In Botswana, public displays of affection between married couples is not a common occurrence and may be considered as showing a poor example for the younger generation. Kissing and affectionate touching is confined to the bedroom. At the same time, you might see Batswana friends holding hands in public—two women, two men, or man and a woman.
Possible Religious Issues for Volunteers
Most Batswana have some religious affiliation, and many attend church regularly. Most meetings, government-sponsored or not, often start with a prayer. Both Christian and non-Christian Volunteers may be expected to attend church with the members of their community. They may be asked to explain why they do not belong to a certain Christian denomination or may be actively recruited by a Christian group. Volunteers may not be able to adequately convey their own religious beliefs because of language or cultural barriers.

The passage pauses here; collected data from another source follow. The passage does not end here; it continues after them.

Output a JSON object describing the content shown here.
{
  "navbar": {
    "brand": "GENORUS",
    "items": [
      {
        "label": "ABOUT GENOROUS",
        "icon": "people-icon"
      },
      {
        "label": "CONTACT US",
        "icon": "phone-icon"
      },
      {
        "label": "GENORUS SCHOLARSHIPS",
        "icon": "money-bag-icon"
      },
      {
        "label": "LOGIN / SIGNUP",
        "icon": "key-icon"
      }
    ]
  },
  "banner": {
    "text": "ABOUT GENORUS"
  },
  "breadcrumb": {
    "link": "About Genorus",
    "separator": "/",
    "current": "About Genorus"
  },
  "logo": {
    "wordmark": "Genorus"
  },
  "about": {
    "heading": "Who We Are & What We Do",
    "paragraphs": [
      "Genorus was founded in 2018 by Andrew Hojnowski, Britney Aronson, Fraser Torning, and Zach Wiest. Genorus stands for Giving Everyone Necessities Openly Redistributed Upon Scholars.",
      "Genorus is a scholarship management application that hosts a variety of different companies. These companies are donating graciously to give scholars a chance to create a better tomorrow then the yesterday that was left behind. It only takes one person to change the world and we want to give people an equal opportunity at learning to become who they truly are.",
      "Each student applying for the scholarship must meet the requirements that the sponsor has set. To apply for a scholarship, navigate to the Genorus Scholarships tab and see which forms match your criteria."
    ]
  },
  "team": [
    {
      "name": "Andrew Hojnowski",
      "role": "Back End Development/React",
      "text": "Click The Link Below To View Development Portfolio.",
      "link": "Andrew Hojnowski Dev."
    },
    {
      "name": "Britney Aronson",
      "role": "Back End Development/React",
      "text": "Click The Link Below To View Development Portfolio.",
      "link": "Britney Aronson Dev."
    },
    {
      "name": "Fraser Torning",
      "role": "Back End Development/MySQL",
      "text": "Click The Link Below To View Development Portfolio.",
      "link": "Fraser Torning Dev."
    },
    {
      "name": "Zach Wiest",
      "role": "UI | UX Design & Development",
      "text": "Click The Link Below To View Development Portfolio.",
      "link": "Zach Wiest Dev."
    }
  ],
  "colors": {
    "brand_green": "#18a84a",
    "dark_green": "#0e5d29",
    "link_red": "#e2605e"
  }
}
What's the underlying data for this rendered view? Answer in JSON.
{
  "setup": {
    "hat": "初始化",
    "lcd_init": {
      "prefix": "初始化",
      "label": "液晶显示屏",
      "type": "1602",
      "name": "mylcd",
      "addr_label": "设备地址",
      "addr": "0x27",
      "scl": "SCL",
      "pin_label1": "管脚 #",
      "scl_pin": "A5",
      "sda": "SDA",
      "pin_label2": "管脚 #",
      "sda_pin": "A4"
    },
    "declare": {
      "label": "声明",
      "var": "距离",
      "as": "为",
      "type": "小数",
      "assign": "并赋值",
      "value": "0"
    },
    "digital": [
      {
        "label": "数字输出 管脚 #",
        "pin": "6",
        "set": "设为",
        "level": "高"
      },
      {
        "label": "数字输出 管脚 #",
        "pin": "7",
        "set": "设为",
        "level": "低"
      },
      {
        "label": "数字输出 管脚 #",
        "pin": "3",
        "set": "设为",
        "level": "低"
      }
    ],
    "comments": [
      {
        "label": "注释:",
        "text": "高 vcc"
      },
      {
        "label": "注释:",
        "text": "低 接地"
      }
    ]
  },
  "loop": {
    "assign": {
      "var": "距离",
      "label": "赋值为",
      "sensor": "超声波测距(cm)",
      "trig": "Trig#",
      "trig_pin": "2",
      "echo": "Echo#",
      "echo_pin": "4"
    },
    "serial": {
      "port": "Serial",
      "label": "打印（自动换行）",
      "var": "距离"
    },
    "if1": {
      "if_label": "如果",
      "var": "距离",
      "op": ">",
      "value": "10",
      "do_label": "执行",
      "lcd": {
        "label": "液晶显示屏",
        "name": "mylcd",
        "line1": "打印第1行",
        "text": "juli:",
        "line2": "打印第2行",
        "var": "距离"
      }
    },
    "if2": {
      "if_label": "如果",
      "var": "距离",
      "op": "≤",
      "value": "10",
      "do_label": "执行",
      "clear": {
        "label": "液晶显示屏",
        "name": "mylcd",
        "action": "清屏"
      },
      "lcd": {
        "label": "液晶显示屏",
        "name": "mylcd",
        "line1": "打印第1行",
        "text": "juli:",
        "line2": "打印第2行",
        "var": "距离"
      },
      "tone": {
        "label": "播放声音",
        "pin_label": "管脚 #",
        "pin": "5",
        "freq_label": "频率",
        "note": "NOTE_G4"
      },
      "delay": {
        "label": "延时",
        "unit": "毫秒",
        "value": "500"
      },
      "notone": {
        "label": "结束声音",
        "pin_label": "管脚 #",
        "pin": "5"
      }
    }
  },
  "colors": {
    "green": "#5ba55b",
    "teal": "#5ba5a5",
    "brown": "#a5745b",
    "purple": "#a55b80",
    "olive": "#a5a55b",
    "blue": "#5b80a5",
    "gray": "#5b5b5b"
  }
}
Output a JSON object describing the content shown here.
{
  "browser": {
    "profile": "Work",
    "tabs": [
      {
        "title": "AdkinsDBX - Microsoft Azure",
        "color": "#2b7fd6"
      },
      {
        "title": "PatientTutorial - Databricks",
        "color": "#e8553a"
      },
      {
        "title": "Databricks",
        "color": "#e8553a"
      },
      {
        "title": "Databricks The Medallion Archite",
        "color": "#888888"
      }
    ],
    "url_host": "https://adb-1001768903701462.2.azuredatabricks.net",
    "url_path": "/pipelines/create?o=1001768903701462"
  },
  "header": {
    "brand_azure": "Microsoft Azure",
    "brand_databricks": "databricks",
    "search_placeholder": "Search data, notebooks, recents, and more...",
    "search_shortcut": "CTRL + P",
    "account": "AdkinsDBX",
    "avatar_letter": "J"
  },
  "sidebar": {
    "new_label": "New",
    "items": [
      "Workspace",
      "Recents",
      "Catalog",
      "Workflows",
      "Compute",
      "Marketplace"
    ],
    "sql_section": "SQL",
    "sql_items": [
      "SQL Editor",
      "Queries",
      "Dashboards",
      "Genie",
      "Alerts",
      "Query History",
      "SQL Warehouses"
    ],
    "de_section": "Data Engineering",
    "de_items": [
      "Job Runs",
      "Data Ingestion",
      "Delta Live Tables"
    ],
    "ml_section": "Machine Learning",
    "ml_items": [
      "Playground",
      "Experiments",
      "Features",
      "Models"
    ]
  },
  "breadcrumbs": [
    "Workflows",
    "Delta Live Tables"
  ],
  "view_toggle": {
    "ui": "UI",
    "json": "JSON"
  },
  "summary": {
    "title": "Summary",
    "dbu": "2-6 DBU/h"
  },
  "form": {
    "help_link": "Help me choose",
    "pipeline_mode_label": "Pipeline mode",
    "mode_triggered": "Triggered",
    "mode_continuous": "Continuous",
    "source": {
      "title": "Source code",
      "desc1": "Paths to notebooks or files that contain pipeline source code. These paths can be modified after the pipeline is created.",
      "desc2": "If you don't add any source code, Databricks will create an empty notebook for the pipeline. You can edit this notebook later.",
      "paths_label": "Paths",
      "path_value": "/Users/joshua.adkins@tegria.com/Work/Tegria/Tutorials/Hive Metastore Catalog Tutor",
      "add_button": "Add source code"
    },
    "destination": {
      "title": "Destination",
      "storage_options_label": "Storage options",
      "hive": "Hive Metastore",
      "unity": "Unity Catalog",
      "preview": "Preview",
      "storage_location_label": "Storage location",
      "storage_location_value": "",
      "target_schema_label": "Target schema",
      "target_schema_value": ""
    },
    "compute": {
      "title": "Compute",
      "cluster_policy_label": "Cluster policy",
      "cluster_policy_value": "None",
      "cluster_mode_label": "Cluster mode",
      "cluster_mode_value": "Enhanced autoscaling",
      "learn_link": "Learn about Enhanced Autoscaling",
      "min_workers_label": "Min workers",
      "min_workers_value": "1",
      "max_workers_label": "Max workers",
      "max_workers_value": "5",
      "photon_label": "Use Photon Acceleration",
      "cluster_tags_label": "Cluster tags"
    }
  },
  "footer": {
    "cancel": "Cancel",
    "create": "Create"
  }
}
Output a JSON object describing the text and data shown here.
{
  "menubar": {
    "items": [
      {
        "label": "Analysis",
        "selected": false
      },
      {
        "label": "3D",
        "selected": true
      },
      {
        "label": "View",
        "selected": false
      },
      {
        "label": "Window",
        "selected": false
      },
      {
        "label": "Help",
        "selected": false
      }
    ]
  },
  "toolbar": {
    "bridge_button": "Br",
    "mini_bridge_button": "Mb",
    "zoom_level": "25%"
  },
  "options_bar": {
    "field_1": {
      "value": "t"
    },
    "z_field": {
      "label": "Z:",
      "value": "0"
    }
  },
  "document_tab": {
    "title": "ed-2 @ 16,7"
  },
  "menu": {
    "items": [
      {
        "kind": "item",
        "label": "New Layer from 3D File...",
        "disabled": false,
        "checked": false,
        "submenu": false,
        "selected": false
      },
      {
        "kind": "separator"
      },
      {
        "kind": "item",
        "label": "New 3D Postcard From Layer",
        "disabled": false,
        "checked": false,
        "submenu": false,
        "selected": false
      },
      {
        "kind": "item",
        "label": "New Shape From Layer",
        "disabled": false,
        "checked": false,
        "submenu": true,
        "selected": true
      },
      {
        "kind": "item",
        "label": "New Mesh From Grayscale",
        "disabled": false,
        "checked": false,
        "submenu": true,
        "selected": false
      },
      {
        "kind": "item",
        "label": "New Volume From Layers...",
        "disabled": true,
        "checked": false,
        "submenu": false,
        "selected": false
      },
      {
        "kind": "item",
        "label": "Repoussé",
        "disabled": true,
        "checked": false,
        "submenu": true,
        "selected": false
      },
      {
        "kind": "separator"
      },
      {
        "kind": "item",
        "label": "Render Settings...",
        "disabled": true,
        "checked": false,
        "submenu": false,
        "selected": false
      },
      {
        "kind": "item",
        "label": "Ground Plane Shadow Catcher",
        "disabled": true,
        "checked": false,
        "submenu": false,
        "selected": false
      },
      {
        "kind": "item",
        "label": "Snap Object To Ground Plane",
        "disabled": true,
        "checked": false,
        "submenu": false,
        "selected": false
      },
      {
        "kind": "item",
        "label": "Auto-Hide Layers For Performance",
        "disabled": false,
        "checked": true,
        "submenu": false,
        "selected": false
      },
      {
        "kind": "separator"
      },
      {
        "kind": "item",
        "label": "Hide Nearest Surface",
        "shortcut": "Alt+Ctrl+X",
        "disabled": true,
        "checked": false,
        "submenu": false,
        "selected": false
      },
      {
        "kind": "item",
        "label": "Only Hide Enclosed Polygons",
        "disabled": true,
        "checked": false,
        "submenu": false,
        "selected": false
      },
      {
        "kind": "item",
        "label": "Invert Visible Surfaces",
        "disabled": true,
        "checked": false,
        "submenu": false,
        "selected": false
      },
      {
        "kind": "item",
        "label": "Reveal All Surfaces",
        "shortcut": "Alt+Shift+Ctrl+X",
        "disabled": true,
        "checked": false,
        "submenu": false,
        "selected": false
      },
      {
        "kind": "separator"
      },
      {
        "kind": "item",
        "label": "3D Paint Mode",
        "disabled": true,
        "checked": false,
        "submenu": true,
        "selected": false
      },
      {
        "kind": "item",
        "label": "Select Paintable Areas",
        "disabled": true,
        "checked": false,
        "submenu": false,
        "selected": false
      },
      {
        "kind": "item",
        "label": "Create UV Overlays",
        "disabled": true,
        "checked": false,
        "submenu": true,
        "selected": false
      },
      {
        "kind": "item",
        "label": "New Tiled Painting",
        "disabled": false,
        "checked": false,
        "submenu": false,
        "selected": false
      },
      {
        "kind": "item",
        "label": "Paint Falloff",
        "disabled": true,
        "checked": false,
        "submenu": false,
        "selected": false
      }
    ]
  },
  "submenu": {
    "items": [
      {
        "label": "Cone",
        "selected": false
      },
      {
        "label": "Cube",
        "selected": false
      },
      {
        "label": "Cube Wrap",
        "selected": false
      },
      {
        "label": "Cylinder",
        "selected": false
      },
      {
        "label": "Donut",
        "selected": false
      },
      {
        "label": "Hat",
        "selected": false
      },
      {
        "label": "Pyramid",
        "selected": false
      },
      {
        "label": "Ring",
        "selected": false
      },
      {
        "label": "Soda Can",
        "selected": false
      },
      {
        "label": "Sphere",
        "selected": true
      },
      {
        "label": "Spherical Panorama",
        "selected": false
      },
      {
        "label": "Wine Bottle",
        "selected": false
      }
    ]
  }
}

Possible Issues for 50+ Volunteers
Older Volunteers may find their age an asset in-country and will often have access to individuals and insights that are not available to younger Volunteers. But, pre-service training can be particularly stressful for older trainees, whose lifelong learning styles and habits may or may not lend themselves to the techniques used. A 50+ individual may be the only older person in a group of Volunteers and initially may not feel part of the group. Some 50+ Volunteers may find it difficult to adapt to a lack of structure and clarity in their role after having worked for many years in a very structured and demanding job. More than younger Volunteers, older Volunteers may have challenges in maintaining lifelong friendships and may want to consider assigning power of attorney to someone in the States to deal with financial matters.